V.
OUR IDEA OF EUROPE
ABSTRACT: In the fifth part of his report to the Radical Party Congress in Budapest, First Party Secretary Sergio Stanzani expounds the Radicals' conception of political Europe which must not close itself up in its material well-being but become a home for democracy and peace open to the countries of Eastern Europe, Israel, and Africa.
(The 35th Congress of the Radical Party, Budapest, April 22-26, 1989)
For us, political Europe, the United States of Europe is, like any other political institution, a means and not an end.
We are not preaching a Superstate.
We do not intend to substitute the myth of the nation state with that of the European Nation.
Hence, for us Europe is not a cold institutional objective, but a practical objective, an ethical-political objective.
The federal unity of Europe means to us the possibility of confronting and managing in the most rapid and effective way the environmental crisis, which could turn out to be catastrophic for humanity in a short time.
It means being able to confront in new terms the problems of the Third World, underdevelopment, extermination from starvation, the condition of desperation and misery to which a large part of the world's population has been abandoned.

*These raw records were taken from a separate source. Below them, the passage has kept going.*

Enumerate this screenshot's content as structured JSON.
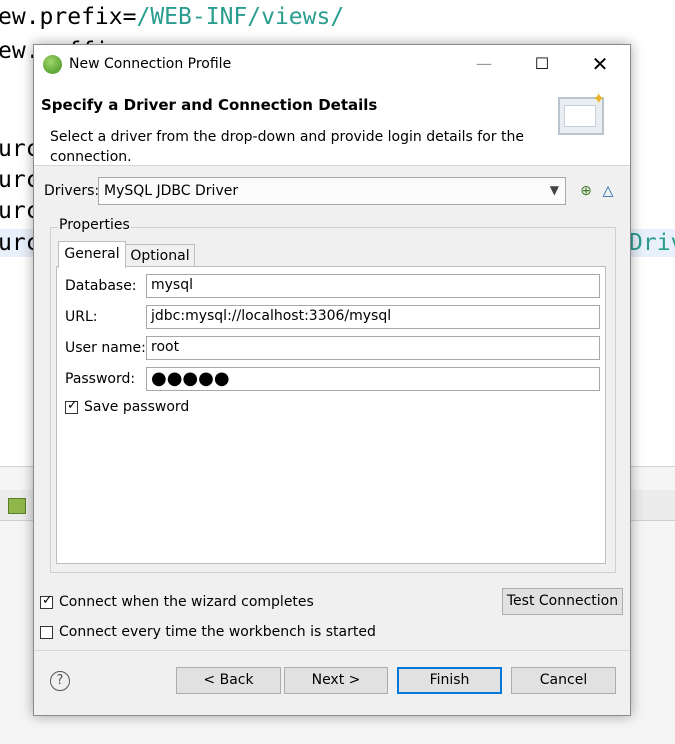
{
  "editor": {
    "code_lines": [
      {
        "prefix": "ew.prefix=",
        "value": "/WEB-INF/views/"
      },
      {
        "prefix": "ew.suffix=",
        "value": ""
      },
      {
        "prefix": "urc",
        "value": ""
      },
      {
        "prefix": "urc",
        "value": ""
      },
      {
        "prefix": "urc",
        "value": ""
      },
      {
        "prefix": "urc",
        "value": ""
      }
    ],
    "right_fragment": "Driv"
  },
  "dialog": {
    "title": "New Connection Profile",
    "icons": {
      "app": "eclipse-icon",
      "minimize": "minimize-icon",
      "maximize": "maximize-icon",
      "close": "close-icon"
    },
    "header": {
      "title": "Specify a Driver and Connection Details",
      "description": "Select a driver from the drop-down and provide login details for the connection."
    },
    "drivers": {
      "label": "Drivers:",
      "selected": "MySQL JDBC Driver"
    },
    "properties": {
      "label": "Properties",
      "tabs": [
        {
          "label": "General",
          "active": true
        },
        {
          "label": "Optional",
          "active": false
        }
      ],
      "fields": {
        "database": {
          "label": "Database:",
          "value": "mysql"
        },
        "url": {
          "label": "URL:",
          "value": "jdbc:mysql://localhost:3306/mysql"
        },
        "username": {
          "label": "User name:",
          "value": "root"
        },
        "password": {
          "label": "Password:",
          "value": "●●●●●"
        }
      },
      "save_password": {
        "label": "Save password",
        "checked": true
      }
    },
    "connect_when_complete": {
      "label": "Connect when the wizard completes",
      "checked": true
    },
    "connect_every_time": {
      "label": "Connect every time the workbench is started",
      "checked": false
    },
    "test_connection_label": "Test Connection",
    "buttons": {
      "back": "< Back",
      "next": "Next >",
      "finish": "Finish",
      "cancel": "Cancel"
    },
    "help_symbol": "?"
  },
  "colors": {
    "string": "#2a9d8f",
    "focus": "#0078d7"
  }
}
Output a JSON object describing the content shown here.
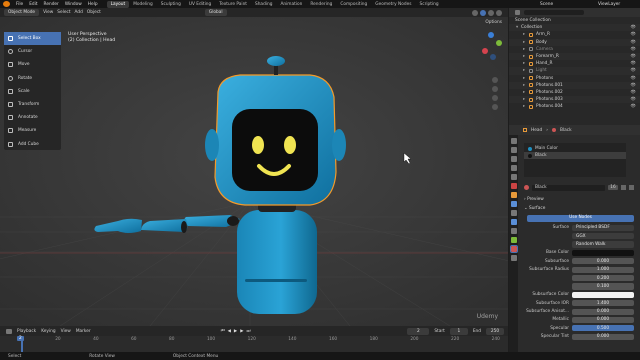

It means being able to fight with the strength of unity the scourge of criminality and drugs which afflicts the richest and most developed nations.
For us Europe is not a small fortress of twelve countries closed up in themselves to defend their state of development and their privileged market.
For us Europe is also Israel.
It is also Yugoslavia.
It is also Eurafrica because of the historical debt Europe has contracted with its ex colonies.
It is also the refusal to renounce concerning itself with the "other Europe", the refusal to renounce a democracy which binds us to the peoples of the Soviet Union, Hungary, Poland and Czechoslovakia.
Europe, finally, must mean to us the possibility of defending throughout the world human rights in their struggle against violence, totalitarianism and intolerance.
If, however, we look at each of these things, we can become aware just how far reality is from our desires and our needs.